Tool has unseated the Queen of queen divas off her lofty perch to claim the #1 spot on the Billboard album charts. This is reminiscent of when Nirvana’s Nevermind did this to Michael Jackson in January 1992. Given the state of rock music in the public consciousness right now, this feels significant.
This isn’t just any rock band that pulled this off. It’s not Bon Jovi, Guns N’ Roses, The Beatles, or The Rolling Stones. A prog-metal band did this on an album where no song is shorter than ten minutes, and without one radio-friendly track on the album. There are long periods of time in Fear Inoculum where there are no vocals at all.
This would be like Rush unseating Justin Bieber ten years ago. For prog-bands that aren’t Pink Floyd, it’s almost unheard of. Fear Inoculum is the most unlikely major release to unseat a pop star as big as Taylor Swift.
What makes this even more chuckle-worthy is all the Taylor Swift fans not knowing who Tool is, and expressing their outrage and puzzlement on social media over who these four old guys are who knocked their goddess off her throne. They know who Tool is now.
Wouldn’t it be great if a few Taylor Swift fans, out of raw curiosity about who ‘this band Tool’ is, decided to research them a little, and in the process, got turned on to their music? Or even Taylor herself? After all, we know Justin Bieber likes Tool.
I don’t know if Fear Inoculum will be able to maintain its #1 status, and I don’t know how much crossover appeal Tool has outside of the rock community and rabid Tool fan base, where they’re revered. Either way, for Tool fans, and for the band, this is memorable. Taylor Swift (and I’m guessing most of her fans) was quite young when Tool started making music, and hopefully, the success of Fear Inoculum will encourage the guys to keep on making music.
Given how different Tool’s music is from Taylor Swift’s, it could be argued that Tool’s #1 status doesn’t matter, that they’re two different worlds so unlike each other that they can coexist. However, pop music and hard rock music have always been at odds with one another.
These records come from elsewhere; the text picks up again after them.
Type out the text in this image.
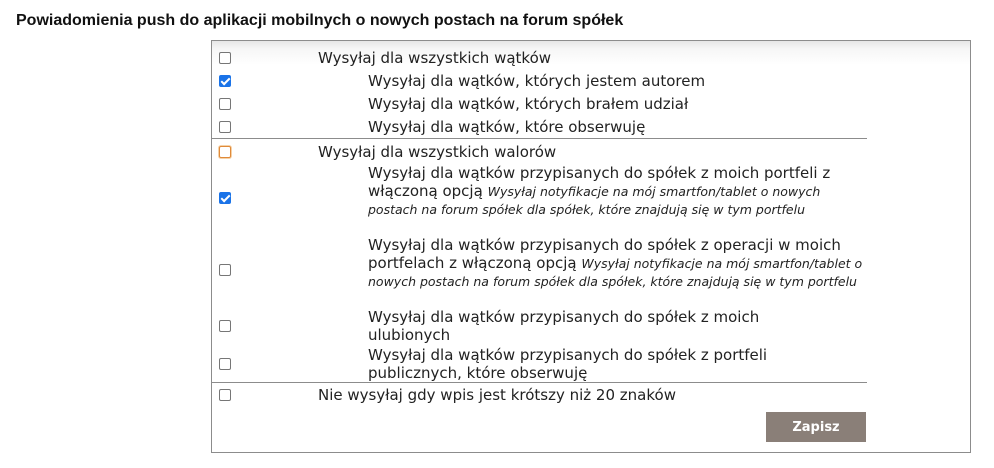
Powiadomienia push do aplikacji mobilnych o nowych postach na forum spółek
Wysyłaj dla wszystkich wątków
Wysyłaj dla wątków, których jestem autorem
Wysyłaj dla wątków, których brałem udział
Wysyłaj dla wątków, które obserwuję
Wysyłaj dla wszystkich walorów
Wysyłaj dla wątków przypisanych do spółek z moich portfeli z włączoną opcją Wysyłaj notyfikacje na mój smartfon/tablet o nowych postach na forum spółek dla spółek, które znajdują się w tym portfelu
Wysyłaj dla wątków przypisanych do spółek z operacji w moich portfelach z włączoną opcją Wysyłaj notyfikacje na mój smartfon/tablet o nowych postach na forum spółek dla spółek, które znajdują się w tym portfelu
Wysyłaj dla wątków przypisanych do spółek z moich ulubionych
Wysyłaj dla wątków przypisanych do spółek z portfeli publicznych, które obserwuję
Nie wysyłaj gdy wpis jest krótszy niż 20 znaków
Zapisz
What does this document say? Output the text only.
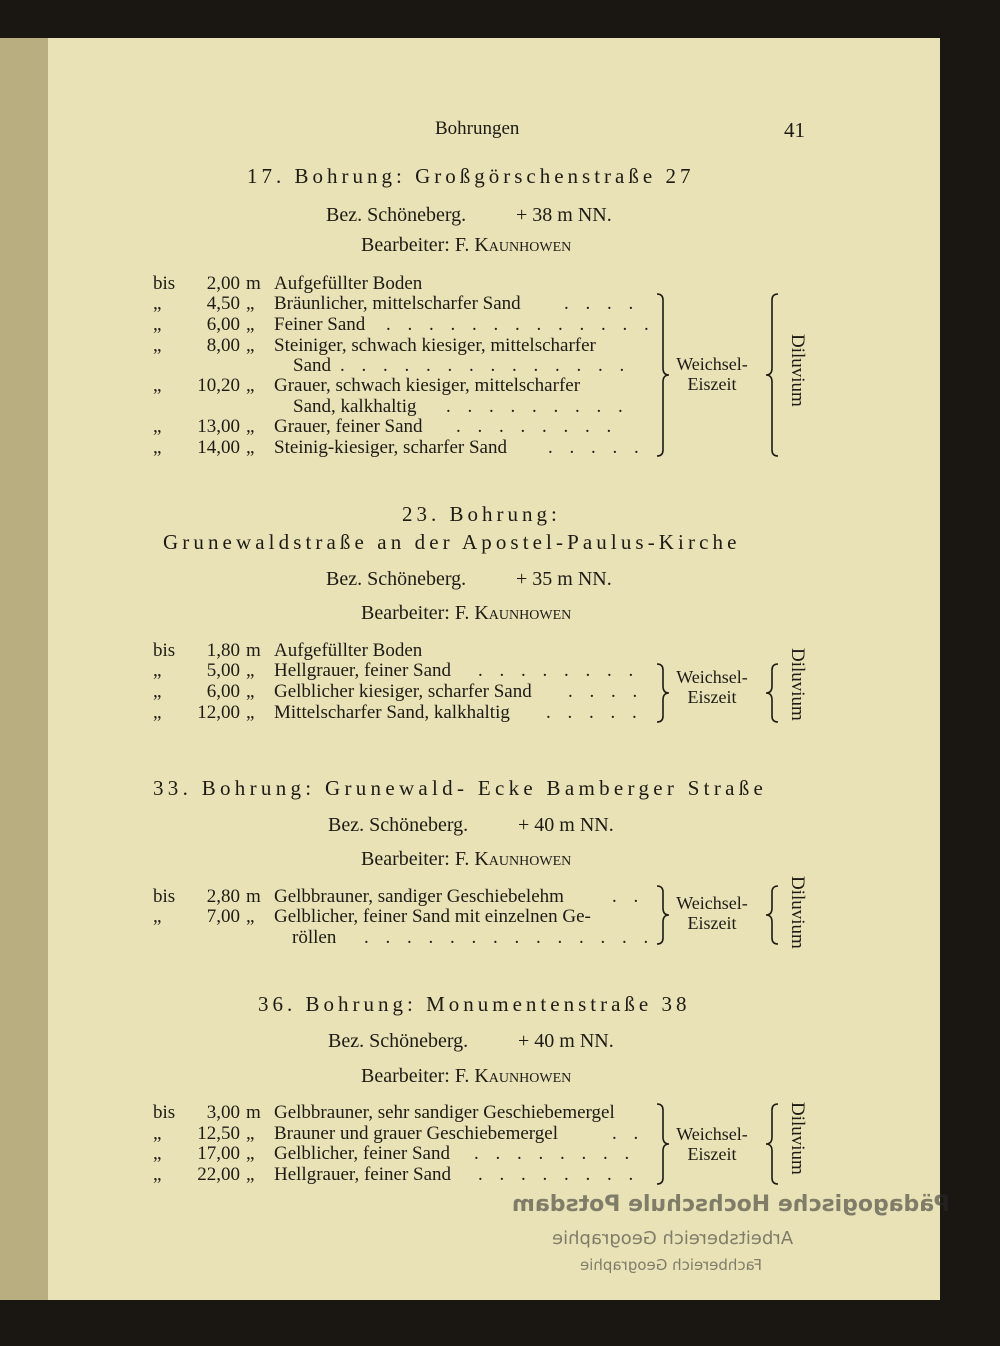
Bohrungen	41
17. Bohrung: Großgörschenstraße 27
Bez. Schöneberg. + 38 m NN.
Bearbeiter: F. Kaunhowen
bis	2,00 m Aufgefüllter Boden
„	4,50 „ Bräunlicher, mittelscharfer Sand . . . .
„	6,00 „ Feiner Sand . . . . . . . . . . . . .
„	8,00 „ Steiniger, schwach kiesiger, mittelscharfer
Sand . . . . . . . . . . . . . .
„ 10,20 „ Grauer, schwach kiesiger, mittelscharfer
Sand, kalkhaltig . . . . . . . . .
„ 13,00 „ Grauer, feiner Sand . . . . . . . .
„ 14,00 „ Steinig-kiesiger, scharfer Sand . . . . .
Weichsel-
Eiszeit	Diluvium
23. Bohrung:
Grunewaldstraße an der Apostel-Paulus-Kirche
Bez. Schöneberg. + 35 m NN.
Bearbeiter: F. Kaunhowen
bis	1,80 m Aufgefüllter Boden
„	5,00 „ Hellgrauer, feiner Sand . . . . . . . .
„	6,00 „ Gelblicher kiesiger, scharfer Sand . . . .
„ 12,00 „ Mittelscharfer Sand, kalkhaltig . . . . .
Weichsel-
Eiszeit	Diluvium
33. Bohrung: Grunewald- Ecke Bamberger Straße
Bez. Schöneberg. + 40 m NN.
Bearbeiter: F. Kaunhowen
bis	2,80 m Gelbbrauner, sandiger Geschiebelehm	. .
„	7,00 „ Gelblicher, feiner Sand mit einzelnen Ge-
röllen . . . . . . . . . . . . . .
Weichsel-
Eiszeit	Diluvium
36. Bohrung: Monumentenstraße 38
Bez. Schöneberg. + 40 m NN.
Bearbeiter: F. Kaunhowen
bis	3,00 m Gelbbrauner, sehr sandiger Geschiebemergel
„ 12,50 „ Brauner und grauer Geschiebemergel	. .
„ 17,00 „ Gelblicher, feiner Sand . . . . . . . .
„ 22,00 „ Hellgrauer, feiner Sand . . . . . . . .
Weichsel-
Eiszeit	Diluvium
Pädagogische Hochschule Potsdam
Arbeitsbereich Geographie
Fachbereich Geographie
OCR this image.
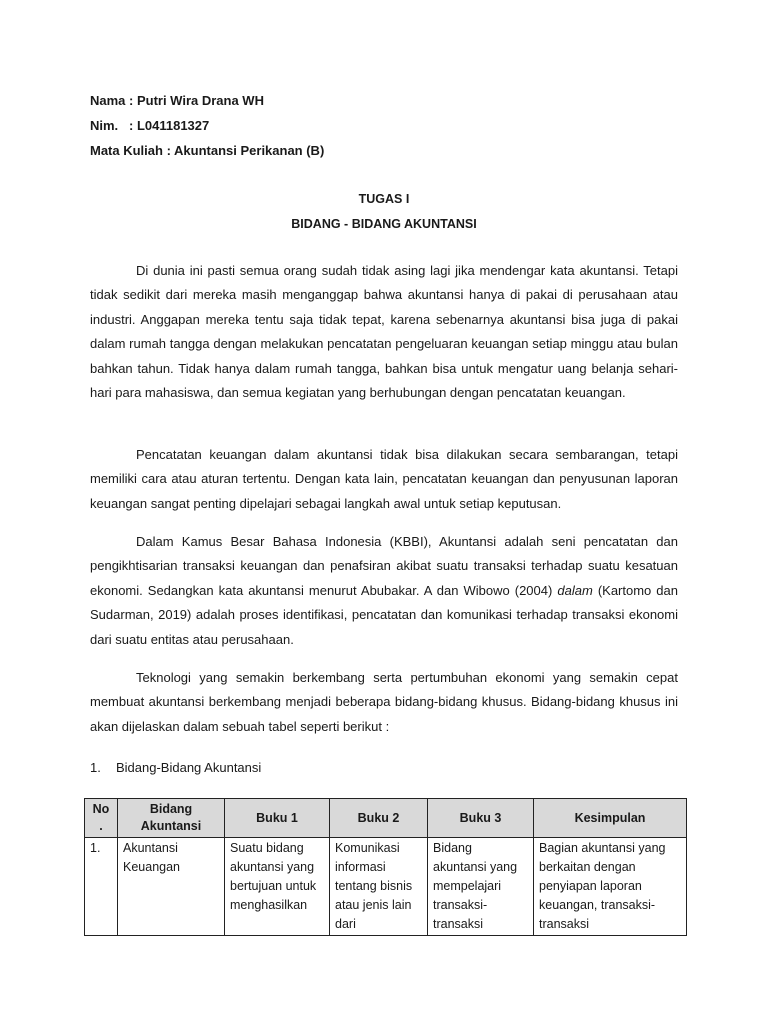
Nama : Putri Wira Drana WH
Nim.   : L041181327
Mata Kuliah : Akuntansi Perikanan (B)
TUGAS I
BIDANG - BIDANG AKUNTANSI
Di dunia ini pasti semua orang sudah tidak asing lagi jika mendengar kata akuntansi. Tetapi tidak sedikit dari mereka masih menganggap bahwa akuntansi hanya di pakai di perusahaan atau industri. Anggapan mereka tentu saja tidak tepat, karena sebenarnya akuntansi bisa juga di pakai dalam rumah tangga dengan melakukan pencatatan pengeluaran keuangan setiap minggu atau bulan bahkan tahun. Tidak hanya dalam rumah tangga, bahkan bisa untuk mengatur uang belanja sehari-hari para mahasiswa, dan semua kegiatan yang berhubungan dengan pencatatan keuangan.
Pencatatan keuangan dalam akuntansi tidak bisa dilakukan secara sembarangan, tetapi memiliki cara atau aturan tertentu. Dengan kata lain, pencatatan keuangan dan penyusunan laporan keuangan sangat penting dipelajari sebagai langkah awal untuk setiap keputusan.
Dalam Kamus Besar Bahasa Indonesia (KBBI), Akuntansi adalah seni pencatatan dan pengikhtisarian transaksi keuangan dan penafsiran akibat suatu transaksi terhadap suatu kesatuan ekonomi. Sedangkan kata akuntansi menurut Abubakar. A dan Wibowo (2004) dalam (Kartomo dan Sudarman, 2019) adalah proses identifikasi, pencatatan dan komunikasi terhadap transaksi ekonomi dari suatu entitas atau perusahaan.
Teknologi yang semakin berkembang serta pertumbuhan ekonomi yang semakin cepat membuat akuntansi berkembang menjadi beberapa bidang-bidang khusus. Bidang-bidang khusus ini akan dijelaskan dalam sebuah tabel seperti berikut :
1. Bidang-Bidang Akuntansi
No .	Bidang Akuntansi	Buku 1	Buku 2	Buku 3	Kesimpulan

1.	Akuntansi Keuangan	Suatu bidang akuntansi yang bertujuan untuk menghasilkan	Komunikasi informasi tentang bisnis atau jenis lain dari	Bidang akuntansi yang mempelajari transaksi-transaksi	Bagian akuntansi yang berkaitan dengan penyiapan laporan keuangan, transaksi-transaksi
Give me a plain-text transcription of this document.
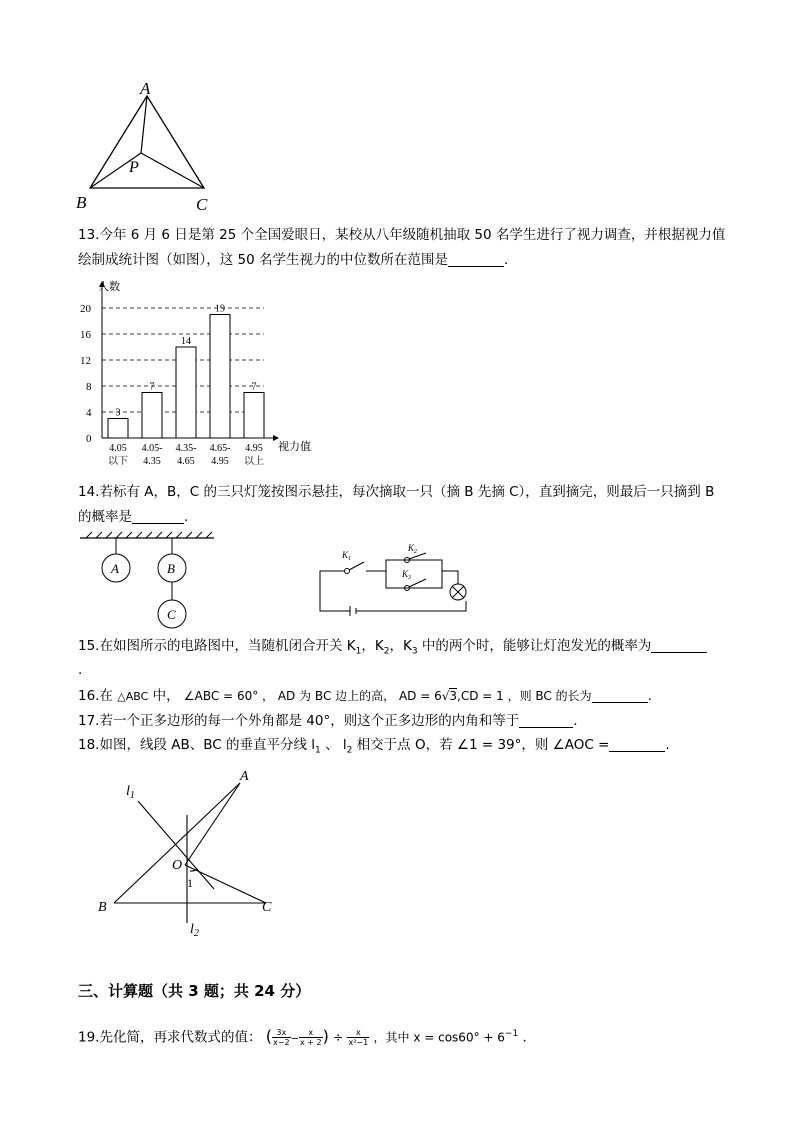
A
B	C
P
13.今年 6 月 6 日是第 25 个全国爱眼日，某校从八年级随机抽取 50 名学生进行了视力调查，并根据视力值
绘制成统计图（如图），这 50 名学生视力的中位数所在范围是	.
人数
视力值
3
4.05
以下
7
4.05-
4.35
14
4.35-
4.65
19
4.65-
4.95
7
4.95
以上
0
4
8
12
16
20
14.若标有 A，B，C 的三只灯笼按图示悬挂，每次摘取一只（摘 B 先摘 C），直到摘完，则最后一只摘到 B
的概率是	.
A	B
C
$K_1$
$K_2$
$K_3$
15.在如图所示的电路图中，当随机闭合开关 $K_1$，$K_2$，$K_3$ 中的两个时，能够让灯泡发光的概率为
.
16.在 △ABC 中， ∠ABC = 60° ， AD 为 BC 边上的高， AD = 6√3,CD = 1 ，则 BC 的长为	.
17.若一个正多边形的每一个外角都是 40°，则这个正多边形的内角和等于	.
18.如图，线段 AB、BC 的垂直平分线 $l_1$ 、 $l_2$ 相交于点 O，若 ∠1 = 39°，则 ∠AOC =	.
A
B	C
O
1
$l_1$
$l_2$
三、计算题（共 3 题；共 24 分）
19.先化简，再求代数式的值： ( $\frac{3x}{x-2} - \frac{x}{x + 2}$ ) ÷ $\frac{x}{\text{x²−1}}$ ，其中 $x = \cos 60^\circ + 6^{-1}$ .
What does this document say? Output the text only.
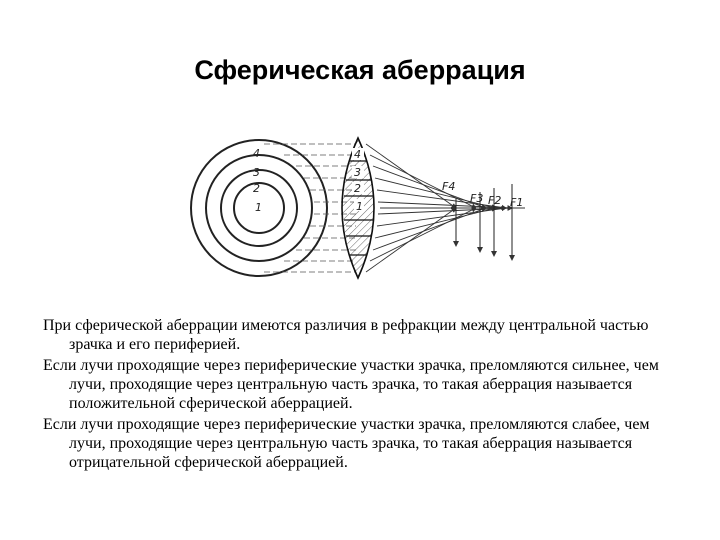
Сферическая аберрация
4
3
2
1
4
3
2
1
F4
F3 F2 F1

При сферической аберрации имеются различия в рефракции между центральной частью зрачка и его периферией.

Если лучи проходящие через периферические участки зрачка, преломляются сильнее, чем лучи, проходящие через центральную часть зрачка, то такая аберрация называется положительной сферической аберрацией.

Если лучи проходящие через периферические участки зрачка, преломляются слабее, чем лучи, проходящие через центральную часть зрачка, то такая аберрация называется отрицательной сферической аберрацией.
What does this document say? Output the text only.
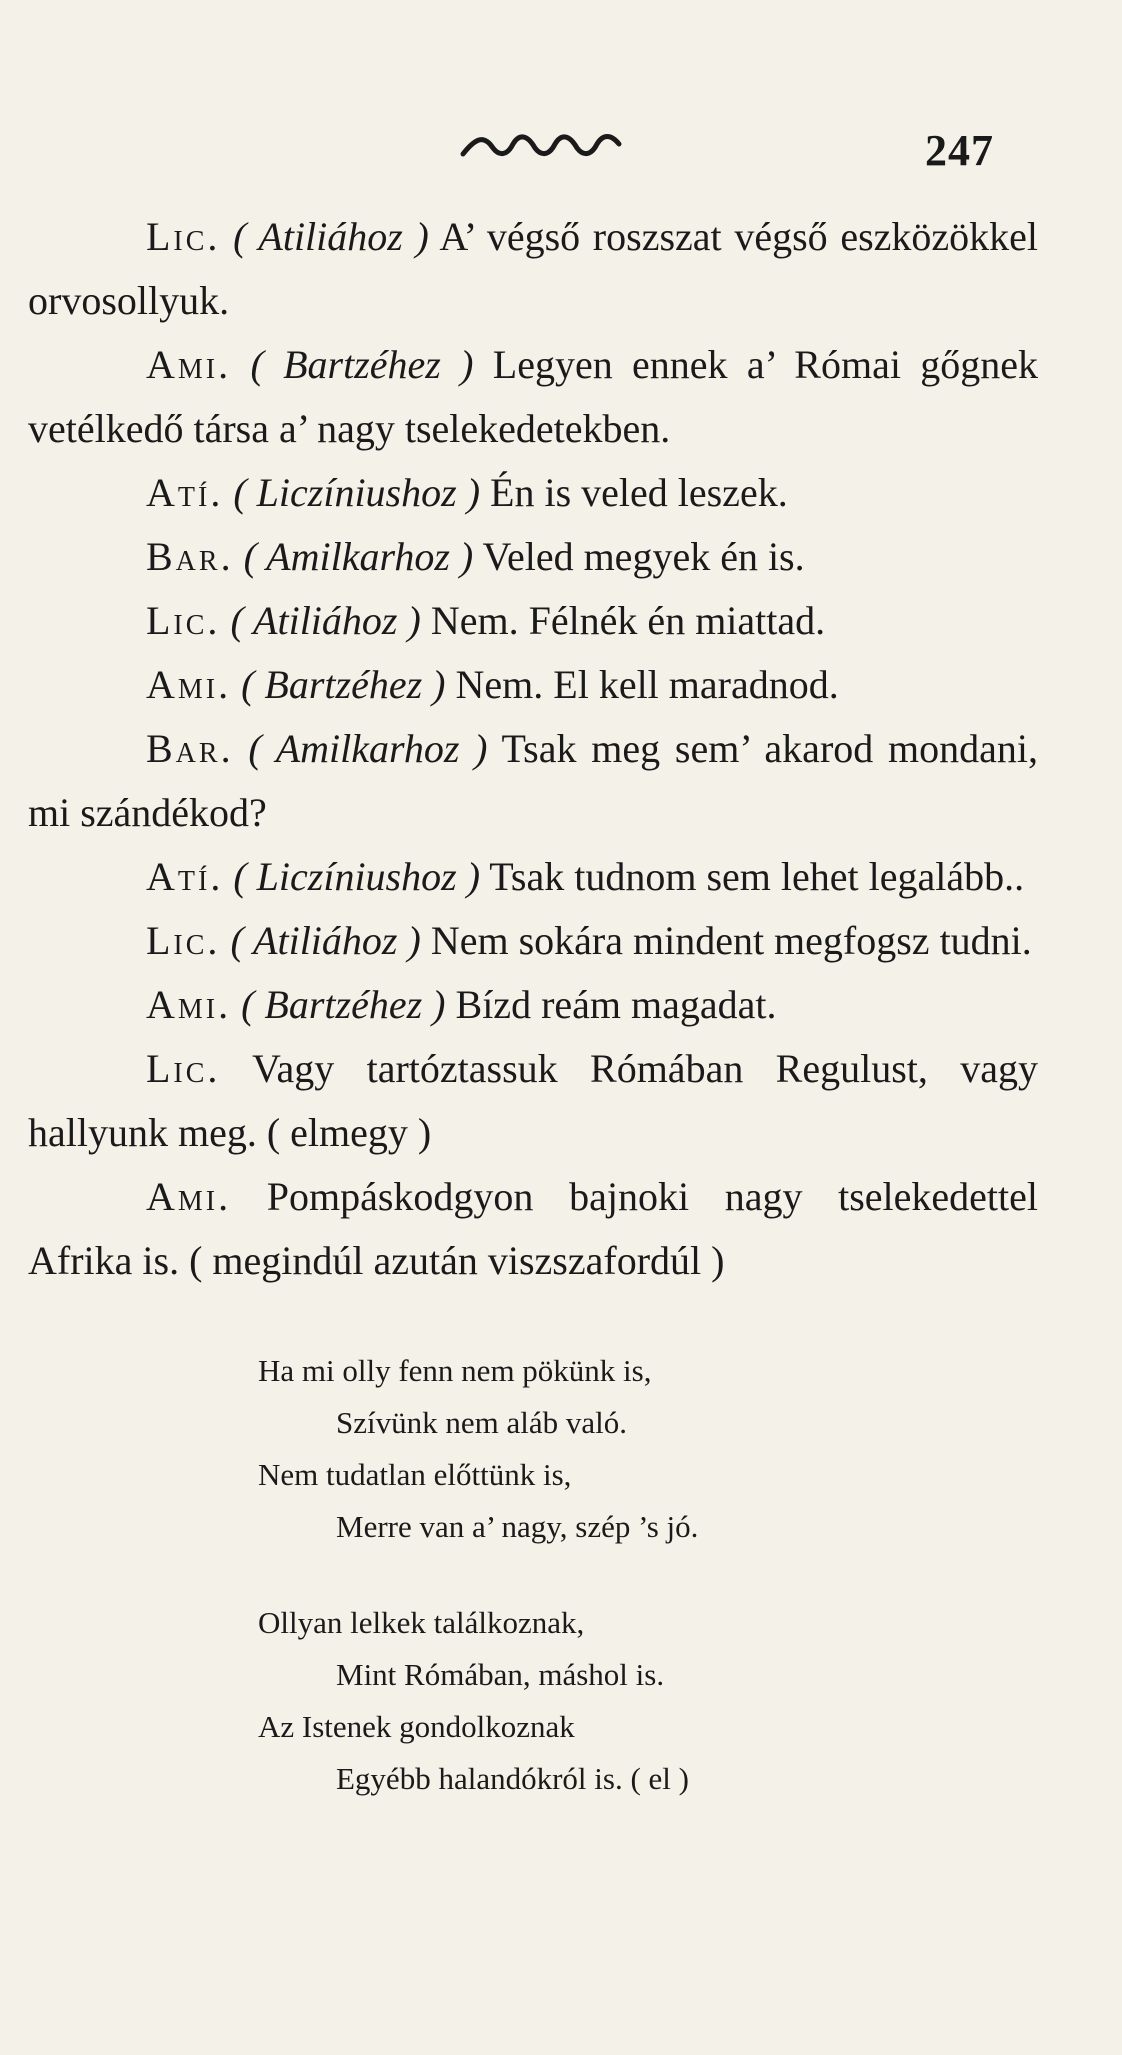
247

Lic. ( Atiliához ) A’ végső roszszat végső eszközökkel orvosollyuk.

Ami. ( Bartzéhez ) Legyen ennek a’ Római gőgnek vetélkedő társa a’ nagy tselekedetekben.

Atí. ( Liczíniushoz ) Én is veled leszek.

Bar. ( Amilkarhoz ) Veled megyek én is.

Lic. ( Atiliához ) Nem. Félnék én miattad.

Ami. ( Bartzéhez ) Nem. El kell maradnod.

Bar. ( Amilkarhoz ) Tsak meg sem’ akarod mondani, mi szándékod?

Atí. ( Liczíniushoz ) Tsak tudnom sem lehet legalább..

Lic. ( Atiliához ) Nem sokára mindent megfogsz tudni.

Ami. ( Bartzéhez ) Bízd reám magadat.

Lic. Vagy tartóztassuk Rómában Regulust, vagy hallyunk meg. ( elmegy )

Ami. Pompáskodgyon bajnoki nagy tselekedettel Afrika is. ( megindúl azután viszszafordúl )

Ha mi olly fenn nem pökünk is,
Szívünk nem aláb való.
Nem tudatlan előttünk is,
Merre van a’ nagy, szép ’s jó.
Ollyan lelkek találkoznak,
Mint Rómában, máshol is.
Az Istenek gondolkoznak
Egyébb halandókról is. ( el )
The cultural gulf between the two fan bases has been there for decades. Metallica fans in the ‘80s accused Metallica of selling out just for making their first music video for play on MTV. Fans of punk and metal have traditionally wanted nothing to do with mainstream radio and pop culture, preferring the grassroots approach that birthed those genres in the ‘70s and ‘80s.
Maybe that gulf been bridged in our new politically-correct, “tolerant” culture, and maybe it’s contradictory or hypocritical for fans of a genre that is anti-mainstream to celebrate that one of their bands has achieved mainstream success. This is the same quandary that Nirvana found themselves in the early ‘90s, which Dave Grohl called “punk rock guilt”: when your favorite band achieves the same level of mainstream success as the artists you spent years mocking and criticizing.
Tool being put in this position, given their reputation, presents the same quandary. Tool is a band that lives off the beaten path, even by metal and hard rock standards. Their notoriously long songs, metaphysical subject matter, and bizarre music videos have built up a sense of mystery and mystique around them that leaves you either in love, or scratching your head. For Taylor Swift fans, it’s much more likely to be the latter. The contrast between Tool and Taylor Swift is glaring, and it’s one we haven’t seen front and center like this in quite awhile.

So it’s easy to say it doesn’t matter that Tool is #1 and Taylor Swift isn’t, but there is obviously a large group of music lovers who are buying Fear Inoculum, and it’s unlikely many of them are big Taylor Swift and Justin Bieber fans. So for this one moment in music history, the rock community is reminding everyone that they’re still here. That rock music is still important, even if only to them. They’re making their voice heard supporting a band that got their start in a 1990s decade where heavy rock music, alternative metal, and punk rock was a major cultural force, and maybe could be again.
Unlike almost all of their ‘90s contemporaries, Tool has endured the test of time far beyond the ‘90s, and are still relevant and more popular today than they’ve ever been, even after going 13 years without releasing any new music. They’ve earned this, and so it’s not unreasonable to allow their fans to celebrate. Not just for Tool, but for hard rock fans in general.